Over time, though, I've reached an unusual place. I've started to think of modern dance as a world, a world that transcends any individual piece, a world that runs parallel to our own, but with a different set of rules. I call it "Danceworld."

In Danceworld, human speech is almost unnecessary. Certainly, it is not needed to negotiate interactions with others. Sure, there are random utterances, chants, overlapping recitations, and even, at times, statements of purpose shouted to the heavens (or to the blackness above the stage), but mostly mouths are about exhalation, about exertion, about breathing to stand still, to maintain yourself, after some colossal endeavor. My daughter was in one highly-regarded piece that used a lot of language to critique societal expectations of women, but that is the exception.

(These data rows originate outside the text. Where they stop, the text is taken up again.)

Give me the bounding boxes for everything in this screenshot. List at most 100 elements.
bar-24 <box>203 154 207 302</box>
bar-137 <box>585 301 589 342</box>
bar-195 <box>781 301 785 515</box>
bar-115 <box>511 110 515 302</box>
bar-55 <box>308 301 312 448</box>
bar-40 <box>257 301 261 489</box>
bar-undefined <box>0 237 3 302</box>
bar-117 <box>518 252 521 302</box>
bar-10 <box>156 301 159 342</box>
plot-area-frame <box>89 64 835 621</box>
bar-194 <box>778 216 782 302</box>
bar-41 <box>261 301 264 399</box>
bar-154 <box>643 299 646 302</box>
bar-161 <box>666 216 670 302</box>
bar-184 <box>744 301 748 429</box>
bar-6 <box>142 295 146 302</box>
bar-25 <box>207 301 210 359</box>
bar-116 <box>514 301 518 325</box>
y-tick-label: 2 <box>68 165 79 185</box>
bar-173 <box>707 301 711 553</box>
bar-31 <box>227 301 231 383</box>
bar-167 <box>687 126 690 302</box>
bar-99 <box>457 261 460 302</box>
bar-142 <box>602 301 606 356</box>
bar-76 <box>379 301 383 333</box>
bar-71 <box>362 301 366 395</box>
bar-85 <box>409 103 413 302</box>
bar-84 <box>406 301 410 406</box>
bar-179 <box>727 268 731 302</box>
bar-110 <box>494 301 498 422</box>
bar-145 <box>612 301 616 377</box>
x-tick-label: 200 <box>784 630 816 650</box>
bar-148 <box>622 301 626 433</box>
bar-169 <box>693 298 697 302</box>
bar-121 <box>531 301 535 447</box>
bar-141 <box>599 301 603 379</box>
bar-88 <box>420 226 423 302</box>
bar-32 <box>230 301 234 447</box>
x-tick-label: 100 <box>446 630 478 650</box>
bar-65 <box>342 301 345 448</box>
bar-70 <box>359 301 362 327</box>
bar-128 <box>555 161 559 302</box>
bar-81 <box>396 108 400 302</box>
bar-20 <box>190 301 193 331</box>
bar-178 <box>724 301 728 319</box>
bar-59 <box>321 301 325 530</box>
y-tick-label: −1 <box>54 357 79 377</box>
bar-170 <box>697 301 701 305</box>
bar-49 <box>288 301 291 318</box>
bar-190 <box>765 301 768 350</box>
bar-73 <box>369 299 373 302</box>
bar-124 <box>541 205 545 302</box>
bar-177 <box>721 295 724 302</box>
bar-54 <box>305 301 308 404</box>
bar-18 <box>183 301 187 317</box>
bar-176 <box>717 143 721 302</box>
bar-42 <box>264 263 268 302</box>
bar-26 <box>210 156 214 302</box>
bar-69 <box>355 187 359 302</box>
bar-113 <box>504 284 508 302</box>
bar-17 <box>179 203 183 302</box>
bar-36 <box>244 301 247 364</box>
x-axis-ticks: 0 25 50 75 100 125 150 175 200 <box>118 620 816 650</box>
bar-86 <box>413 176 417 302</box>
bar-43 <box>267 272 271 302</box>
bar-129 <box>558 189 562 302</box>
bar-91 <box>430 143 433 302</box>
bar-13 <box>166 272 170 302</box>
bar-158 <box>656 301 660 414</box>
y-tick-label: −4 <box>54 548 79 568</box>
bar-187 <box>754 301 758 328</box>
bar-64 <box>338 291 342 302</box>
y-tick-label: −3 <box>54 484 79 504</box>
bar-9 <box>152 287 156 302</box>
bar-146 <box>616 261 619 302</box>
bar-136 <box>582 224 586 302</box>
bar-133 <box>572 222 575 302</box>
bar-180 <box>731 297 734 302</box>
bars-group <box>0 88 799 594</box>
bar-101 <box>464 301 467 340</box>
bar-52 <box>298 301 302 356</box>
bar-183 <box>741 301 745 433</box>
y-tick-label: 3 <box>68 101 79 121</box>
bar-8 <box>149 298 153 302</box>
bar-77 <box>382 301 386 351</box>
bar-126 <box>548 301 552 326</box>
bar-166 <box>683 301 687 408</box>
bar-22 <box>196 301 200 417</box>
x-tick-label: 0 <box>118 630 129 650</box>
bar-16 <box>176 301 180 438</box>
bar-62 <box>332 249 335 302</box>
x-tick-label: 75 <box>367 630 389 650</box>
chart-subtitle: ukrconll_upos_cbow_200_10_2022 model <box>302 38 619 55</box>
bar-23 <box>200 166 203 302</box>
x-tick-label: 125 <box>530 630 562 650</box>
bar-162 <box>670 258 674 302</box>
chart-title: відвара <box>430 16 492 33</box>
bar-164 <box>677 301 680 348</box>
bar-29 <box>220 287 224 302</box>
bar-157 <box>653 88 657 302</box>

To catch others attention, you merely meet their eye, touch their shoulder, hoist them, roll with them, climb through them, over them, mimic them, join in kinesethic agreement with them. Their interest, more than likely, will be transitory, as soon they must move to their own spots, their own places or towards others who will do different things with them. But conversation, as such, will transmit almost exclusively through bodily languages. They will travel with you part of the way. You may end up together, but there is no sense that you will stay that way.

Isolation and monogamy are both ultimately tragic, as bodies must touch to talk, and energy travels from person to person like God's imminent contact with Adam on the ceiling of the Sistine Chapel. Isolation, rather than being pitiful, seems self-indulgent, the stage being too large for just one person for very long. To dance with just one partner, well, that happens back in Balletworld. Here, in what is often a dark, difficult world, there is a definite strength in numbers, an implied misery loves company, a need to reach many bodies. And bodies leave the stage quickly and often return randomly, leaving dancers to sort out the awkward reconnections after their foreseeable indiscretions.

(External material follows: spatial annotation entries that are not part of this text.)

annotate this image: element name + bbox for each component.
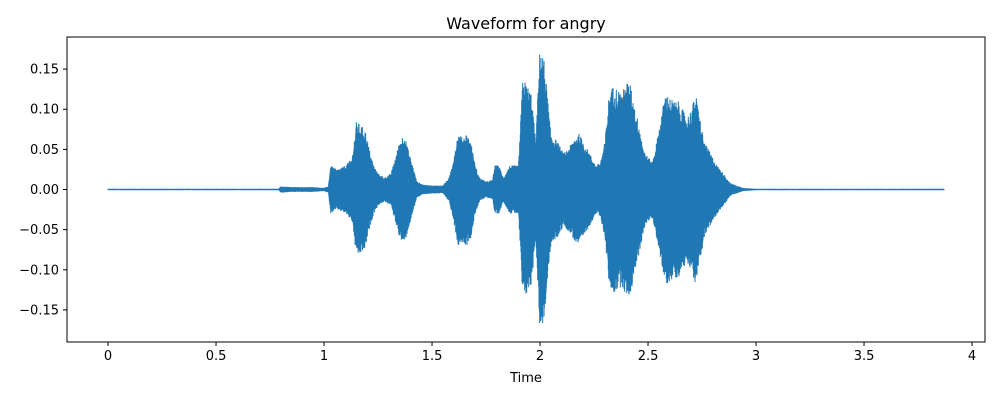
x-tick-label: 0.5: [206, 349, 227, 364]
x-tick-label: 0: [104, 349, 112, 364]
x-axis-ticks: 0 0.5 1 1.5 2 2.5 3 3.5 4: [104, 342, 976, 364]
y-tick-label: −0.15: [19, 303, 59, 318]
axes-frame: [66, 36, 986, 343]
x-tick-label: 1: [320, 349, 328, 364]
x-tick-label: 2.5: [638, 349, 659, 364]
waveform-series: [107, 54, 945, 324]
x-tick-label: 3.5: [854, 349, 875, 364]
x-tick-label: 2: [536, 349, 544, 364]
y-tick-label: −0.10: [19, 263, 59, 278]
y-axis-ticks: −0.15 −0.10 −0.05 0.00 0.05 0.10 0.15: [19, 63, 67, 318]
x-tick-label: 3: [752, 349, 760, 364]
x-axis-label: Time: [509, 371, 542, 386]
x-tick-label: 4: [968, 349, 976, 364]
chart-title: Waveform for angry: [446, 14, 606, 33]
y-tick-label: 0.00: [30, 183, 59, 198]
y-tick-label: 0.15: [30, 63, 59, 78]
y-tick-label: 0.10: [30, 103, 59, 118]
y-tick-label: −0.05: [19, 223, 59, 238]
plot-area: [107, 54, 945, 324]
y-tick-label: 0.05: [30, 143, 59, 158]
x-tick-label: 1.5: [422, 349, 443, 364]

Danceworld is about falling, getting up, falling, getting up, falling perhaps from being pushed, getting up perhaps with the help of someone else, or slipping or being overwhelmed by circumstance. It is a world where human contact is like a car crash, a battering ram, a sleepover pillowfight, a game of dominoes. It is a cosmic game of chase and catch, catch and release. Bodies fly around like electrons, each following a charted course, but destined to collide, or at least to navigate around each other.

Most of all, Danceworld is about desolation, or at least sparseness. It is life stripped bare in ways that we are, perhaps, unwilling to confront, unless forced to. Though the dancers wear costumes of one sort or another, the costumes move through the context they imply, getting instead only the barest of sets. And even then, rather than the costumes suggesting characters, they tend to show us various kinds of partial selves. We see creatures and travelers, but we are never quite sure of the reasons for the baseness or the destination.

To observe this world, to lean into it from the close rows, is to remind ourselves that there are violences that we cannot prevent, attractions that we cannot deter, mysteries that have no solution. For modern dance never, ever answers a question, and often obscures even what the question might be. Against that unfathomable backdrop, we sit and watch the endeavors of others, hoping that they, and we, have rehearsed enough to be able to make some kind of way with grace.